Je[2] viens, mon cher ami, de chez M. Turpin[3]. J’ai retiré de chez lui les papiers qui regardent M. Addington[4], parce qu’il ne peut rien faire sans la procuration de celui-ci. Si vous écrivez à Londres, il faudrait la demander. L’ordre qui est derrière l’effet est bâtonné ; on ne peut y en substituer un autre.

Je viens de faire imprimer quelque chose sur la liberté de la presse[5]. Je me propose de vous en envoyer mille exemplaires, dont je vous prierai de faire faire la distribution dans votre département, le mien et ceux des environs, par votre Société des Amis de la Constitution.

Nous n’avons point pu réussir à ravoir vos lettres sur les pétitions.

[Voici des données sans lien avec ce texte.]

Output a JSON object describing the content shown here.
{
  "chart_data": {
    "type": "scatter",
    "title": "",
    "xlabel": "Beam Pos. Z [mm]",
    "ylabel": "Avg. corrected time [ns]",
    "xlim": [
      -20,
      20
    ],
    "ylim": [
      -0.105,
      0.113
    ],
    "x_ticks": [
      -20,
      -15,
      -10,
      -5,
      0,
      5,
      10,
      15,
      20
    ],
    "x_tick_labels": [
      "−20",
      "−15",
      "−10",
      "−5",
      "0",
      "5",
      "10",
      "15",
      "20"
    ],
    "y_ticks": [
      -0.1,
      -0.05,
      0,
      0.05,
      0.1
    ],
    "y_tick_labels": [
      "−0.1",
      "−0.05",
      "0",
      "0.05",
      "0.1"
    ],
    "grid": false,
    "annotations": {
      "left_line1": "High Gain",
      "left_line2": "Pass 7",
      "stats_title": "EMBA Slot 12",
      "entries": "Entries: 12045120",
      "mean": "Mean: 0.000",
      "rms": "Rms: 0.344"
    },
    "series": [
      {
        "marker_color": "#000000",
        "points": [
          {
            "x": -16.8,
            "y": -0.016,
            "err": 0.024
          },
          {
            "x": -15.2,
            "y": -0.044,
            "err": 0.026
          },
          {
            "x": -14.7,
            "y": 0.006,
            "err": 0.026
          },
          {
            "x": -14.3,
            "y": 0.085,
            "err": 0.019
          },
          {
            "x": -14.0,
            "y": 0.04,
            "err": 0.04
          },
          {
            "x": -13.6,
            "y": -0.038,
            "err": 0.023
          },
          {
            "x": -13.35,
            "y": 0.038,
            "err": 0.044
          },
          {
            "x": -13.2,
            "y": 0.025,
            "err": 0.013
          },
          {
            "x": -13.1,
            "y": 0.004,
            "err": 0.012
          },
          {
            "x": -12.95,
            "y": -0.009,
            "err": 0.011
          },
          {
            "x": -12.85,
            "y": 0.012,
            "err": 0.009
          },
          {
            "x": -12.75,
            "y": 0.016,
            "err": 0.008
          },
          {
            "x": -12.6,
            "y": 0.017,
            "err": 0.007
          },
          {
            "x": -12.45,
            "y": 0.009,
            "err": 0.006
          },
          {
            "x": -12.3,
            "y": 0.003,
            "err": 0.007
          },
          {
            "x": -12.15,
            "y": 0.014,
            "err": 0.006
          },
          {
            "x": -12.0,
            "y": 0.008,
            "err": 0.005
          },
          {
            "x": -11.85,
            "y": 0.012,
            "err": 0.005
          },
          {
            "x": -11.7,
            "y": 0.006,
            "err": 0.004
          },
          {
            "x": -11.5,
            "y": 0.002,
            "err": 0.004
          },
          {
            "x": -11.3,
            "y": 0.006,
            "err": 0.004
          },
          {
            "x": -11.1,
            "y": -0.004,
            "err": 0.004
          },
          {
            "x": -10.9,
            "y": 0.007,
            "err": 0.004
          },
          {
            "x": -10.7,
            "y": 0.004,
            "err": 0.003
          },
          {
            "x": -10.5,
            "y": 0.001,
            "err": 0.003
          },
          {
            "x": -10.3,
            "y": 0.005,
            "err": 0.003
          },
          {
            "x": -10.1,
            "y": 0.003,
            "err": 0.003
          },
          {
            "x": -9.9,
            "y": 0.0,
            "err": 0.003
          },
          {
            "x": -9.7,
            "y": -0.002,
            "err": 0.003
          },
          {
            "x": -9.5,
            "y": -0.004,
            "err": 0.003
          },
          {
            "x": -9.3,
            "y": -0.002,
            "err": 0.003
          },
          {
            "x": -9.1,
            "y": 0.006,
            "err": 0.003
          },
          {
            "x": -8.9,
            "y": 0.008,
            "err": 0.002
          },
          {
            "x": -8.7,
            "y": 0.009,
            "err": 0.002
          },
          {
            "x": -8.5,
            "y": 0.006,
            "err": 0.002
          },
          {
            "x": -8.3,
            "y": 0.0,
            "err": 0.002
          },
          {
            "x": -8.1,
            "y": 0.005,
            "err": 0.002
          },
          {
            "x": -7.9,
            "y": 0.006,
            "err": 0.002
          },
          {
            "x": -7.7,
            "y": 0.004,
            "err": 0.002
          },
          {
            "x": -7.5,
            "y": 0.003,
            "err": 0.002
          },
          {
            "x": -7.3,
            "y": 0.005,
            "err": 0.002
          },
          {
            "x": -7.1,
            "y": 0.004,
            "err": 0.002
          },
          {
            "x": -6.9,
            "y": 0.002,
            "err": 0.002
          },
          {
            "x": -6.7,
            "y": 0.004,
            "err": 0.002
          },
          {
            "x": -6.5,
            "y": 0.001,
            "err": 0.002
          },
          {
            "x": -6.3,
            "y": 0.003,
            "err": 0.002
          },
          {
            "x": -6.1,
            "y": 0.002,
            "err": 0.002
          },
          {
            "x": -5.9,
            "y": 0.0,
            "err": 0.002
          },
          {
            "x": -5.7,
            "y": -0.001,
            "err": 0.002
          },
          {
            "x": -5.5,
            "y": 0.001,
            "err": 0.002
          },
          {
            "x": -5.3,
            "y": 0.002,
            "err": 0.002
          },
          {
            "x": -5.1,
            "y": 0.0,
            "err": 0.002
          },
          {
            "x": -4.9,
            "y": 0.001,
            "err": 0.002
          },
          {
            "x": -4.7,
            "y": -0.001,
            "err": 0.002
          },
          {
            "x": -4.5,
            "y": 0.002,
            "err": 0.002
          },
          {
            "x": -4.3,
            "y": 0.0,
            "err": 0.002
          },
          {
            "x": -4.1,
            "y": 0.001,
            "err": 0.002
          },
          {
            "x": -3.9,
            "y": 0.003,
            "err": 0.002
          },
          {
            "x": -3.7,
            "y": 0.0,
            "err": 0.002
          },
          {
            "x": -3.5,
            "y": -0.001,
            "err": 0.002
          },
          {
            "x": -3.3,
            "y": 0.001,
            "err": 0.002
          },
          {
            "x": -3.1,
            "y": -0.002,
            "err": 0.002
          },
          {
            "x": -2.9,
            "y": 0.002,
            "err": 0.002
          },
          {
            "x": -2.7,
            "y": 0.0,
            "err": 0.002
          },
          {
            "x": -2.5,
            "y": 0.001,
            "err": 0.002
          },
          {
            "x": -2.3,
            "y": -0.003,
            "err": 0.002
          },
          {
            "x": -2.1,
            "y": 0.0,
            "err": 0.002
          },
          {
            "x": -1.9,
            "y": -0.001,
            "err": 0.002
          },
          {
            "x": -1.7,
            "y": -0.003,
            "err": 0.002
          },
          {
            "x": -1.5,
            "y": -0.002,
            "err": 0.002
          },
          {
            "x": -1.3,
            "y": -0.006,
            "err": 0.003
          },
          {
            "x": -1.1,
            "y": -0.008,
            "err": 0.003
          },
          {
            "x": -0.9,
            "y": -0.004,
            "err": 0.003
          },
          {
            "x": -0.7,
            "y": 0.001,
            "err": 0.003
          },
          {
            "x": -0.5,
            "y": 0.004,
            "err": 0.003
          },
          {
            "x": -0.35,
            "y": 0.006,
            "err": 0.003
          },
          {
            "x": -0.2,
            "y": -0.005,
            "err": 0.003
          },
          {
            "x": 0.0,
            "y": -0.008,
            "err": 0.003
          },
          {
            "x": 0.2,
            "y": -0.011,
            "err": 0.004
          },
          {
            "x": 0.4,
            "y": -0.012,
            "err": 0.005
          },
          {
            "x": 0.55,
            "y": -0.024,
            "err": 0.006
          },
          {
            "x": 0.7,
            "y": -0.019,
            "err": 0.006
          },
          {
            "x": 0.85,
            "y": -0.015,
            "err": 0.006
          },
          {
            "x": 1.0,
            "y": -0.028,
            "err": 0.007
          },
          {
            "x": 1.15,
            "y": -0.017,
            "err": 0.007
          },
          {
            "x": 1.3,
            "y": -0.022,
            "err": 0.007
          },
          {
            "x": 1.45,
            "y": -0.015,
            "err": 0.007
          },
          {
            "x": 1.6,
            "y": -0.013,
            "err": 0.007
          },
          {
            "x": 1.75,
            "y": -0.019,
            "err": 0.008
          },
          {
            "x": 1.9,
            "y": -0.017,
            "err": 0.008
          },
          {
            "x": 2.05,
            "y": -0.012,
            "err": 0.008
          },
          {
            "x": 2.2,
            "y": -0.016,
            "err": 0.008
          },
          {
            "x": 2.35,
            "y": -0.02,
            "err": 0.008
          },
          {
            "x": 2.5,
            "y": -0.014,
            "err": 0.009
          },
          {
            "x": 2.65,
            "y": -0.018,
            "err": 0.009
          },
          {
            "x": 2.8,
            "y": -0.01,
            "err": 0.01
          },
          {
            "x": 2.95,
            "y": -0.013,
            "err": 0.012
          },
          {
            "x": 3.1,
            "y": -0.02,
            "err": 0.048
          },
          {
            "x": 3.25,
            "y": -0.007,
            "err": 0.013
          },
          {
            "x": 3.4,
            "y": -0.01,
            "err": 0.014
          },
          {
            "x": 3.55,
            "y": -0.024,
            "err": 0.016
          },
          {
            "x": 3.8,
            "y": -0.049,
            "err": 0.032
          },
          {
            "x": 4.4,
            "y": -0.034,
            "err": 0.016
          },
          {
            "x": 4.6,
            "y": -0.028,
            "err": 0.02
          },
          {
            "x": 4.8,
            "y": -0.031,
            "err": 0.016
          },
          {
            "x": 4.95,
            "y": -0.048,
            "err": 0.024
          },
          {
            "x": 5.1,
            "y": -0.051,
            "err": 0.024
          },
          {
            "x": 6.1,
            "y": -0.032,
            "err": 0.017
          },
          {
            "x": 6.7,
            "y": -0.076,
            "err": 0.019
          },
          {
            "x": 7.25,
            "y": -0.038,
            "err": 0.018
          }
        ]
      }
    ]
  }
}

Au reste, dans ce

  1. Les mots entre crochets sont biffés dans l’original, mais restent lisibles.
  2. Ce qui suit est de Lanthenas.
  3. Turpin (Gérard-Maurice), agent des créances du Trésor public, rue Royale, butte Saint-Roch, n° 18 (Almanach royal de 1792, p. 679, et Tuetey, III, 447, 1906, 2254).
  4. Une pièce de la collection Picot nous apprend qu’Addington était un des Anglais de la société que Bancal avait fréquentée à Londres, et pour lequel il s’était chargé de faire nous ne savons quels recouvrements à Paris.
  5. « De la liberté indéfinie de la presse et de l’importance de ne soumettre la communication des pensées qu’à l’opinion publique, par F. Lanthenas, docteur médecin, citoyen français », 17 juin 1791, 37 pages in-8o (avec un post-scriptum du 23 juin) ; à l’imprimerie du Cercle social ; Visse et Desenne, libraires.